Getting Started

Linux Knowledge

Prequisite

You'll need a basic understanding of the Linux operating system and command-line environment to use Spartan. This is common to all contemporary supercomputers as Linux is the most performance effective operating environment. You don't need to be an expert, and there are many resources out there to help you. This tutorial is a good place to start.

Training

We also provide a great deal of content in our training courses.

Why use Spartan and what doesn't work on Spartan

Spartan is a Linux based system, so Windows and MacOS applications will not work. If you need to use Windows applications, please consider using the Melbourne Research Cloud.
Each Spartan compute node has up to 128 CPU cores on it, and each compute node has very fast networking between compute nodes.

To make best use of Spartan's compute nodes the software you run needs to be multithreaded or multiprocess (MPI) compatible. This is not available in all software so you may see that your software does not run any faster on Spartan compared to your laptop or desktop.

Spartan is designed for jobs that run in a non-interactive (commonly called batch) mode. This allows you to run many jobs at once, increasing the throughput.

Software that requires a web interface to interact with will normally not work on Spartan. Software that runs only with a graphical user interface (GUI) may not experience a speed or throughput boost running on Spartan.

Accounts and Projects

Prerequisite

Access to Spartan requires an account. Go to Karaage to request a Spartan account using your University of Melbourne login.

Accounts are associated with one or more projects; all users must either join an existing project or create a new one.

New projects are subject to approval by the Head of Research Computing Services. Projects must demonstrate an approved research goal or goals, or demonstrate potential to support research activity, so please be explicit in your new project description. Projects and project leaders must conform to Spartan policies.

New users:

Log into Karaage
Click Apply for account
Enter your University of Melbourne email address and click Go
You will receive an email with a link to proceed with the next step
Once you click on the emailed link, click Next
Log in with your AAF Identity. For University of Melbourne staff/students, select "unimelb" and click Login
Once logged in, on the Applicant screen, provide your position at the Uni (e.g. Masters student, PhD Student, Postdoc, Lecturer), your supervisors name, and your correct department (e.g. Physics, Mechanical Engineering)

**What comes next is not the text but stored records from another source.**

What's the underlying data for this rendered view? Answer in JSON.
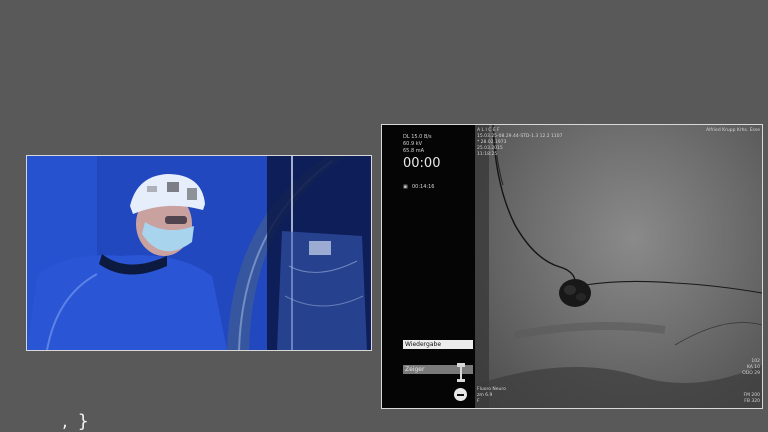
{
  "fluoro": {
    "side": {
      "dl": "DL 15.0 B/s",
      "kv": "60.9 kV",
      "ma": "65.8 mA",
      "clock": "00:00",
      "total_time": "00:14:16",
      "playback_label": "Wiedergabe",
      "pointer_label": "Zeiger"
    },
    "header": {
      "patient": "A L I C E  F",
      "study_line": "15.03.25-08.29.44-STD-1.3 12.2 1107",
      "birth": "* 28.02.1973",
      "date": "25.03.2015",
      "time": "11:18:25",
      "institution": "Alfried Krupp Krhs. Esse"
    },
    "footer": {
      "program": "Fluoro Neuro",
      "zoom": "zm 6.9",
      "f": "F"
    },
    "right_overlay": {
      "r1": "102",
      "r2": "KA 10",
      "r3": "ODO 29",
      "r4": "FM 200",
      "r5": "FB 320"
    }
  },
  "caption": {
    "text": ", }"
  }
}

To request creation of a new project:

Select "Apply to start a new project". Please provide an appropriate title
In the Description section:
For Masters or PhD students, please provide your thesis abstract summary.
For Postdocs/Lecturers, please provide a detailed research based project description - i.e. research being done, tools being used (i.e. software), people working on the project, estimated length of project.

To join an existing project:

Select Join an existing project. Type the project ID (starts with punim), and click it. Click Submit and an email will be sent to the project leader to approve your join request

A project leader may invite people to join their project. To do so, they should login to Karaage, and go to their Karaage project list, select the appropriate project, and select the "Invite a new user" option. The user will then receive an invitation link to join the project and set up an account.

However if the user belongs to an institution that does not have a SAML login process (e.g., international researchers) it is worthwhile contacting us. Then the sysadmins will add the person manually to the project and reset their password.

Logging In

Prerequisite

To login to Spartan you will need an Secure Shell (SSH) client. This is to ensure that your connection and password to Spartan is safe.

Mac and Linux

Mac and Linux computers will already have one installed, just use the command ssh yourUsername@spartan.hpc.unimelb.edu.au at your terminal.

Note that your password for Spartan is created during sign-up, and is different to your university password.

MS-Windows

Download an SSH client such as PuTTY, set hostname as spartan.hpc.unimelb.edu.au and select Open. You'll be asked for your Spartan username and password.

Note that the old MS-Windows SSH Secure Shell Client will fail with the message "Algorithm negotiation fail". Using a newer client such as PuTTY or MobaXterm is recommended.

Create a Sample Job

Spartan has some shared example code that we can borrow. We'll use the Python example which searches a Twitter dataset. Please note that this is an example for a CPU job. If you are using GPUs you will be better off using the TensorFlow example in /apps/examples/TensorFlow/simple and follow the README.md file in that directory.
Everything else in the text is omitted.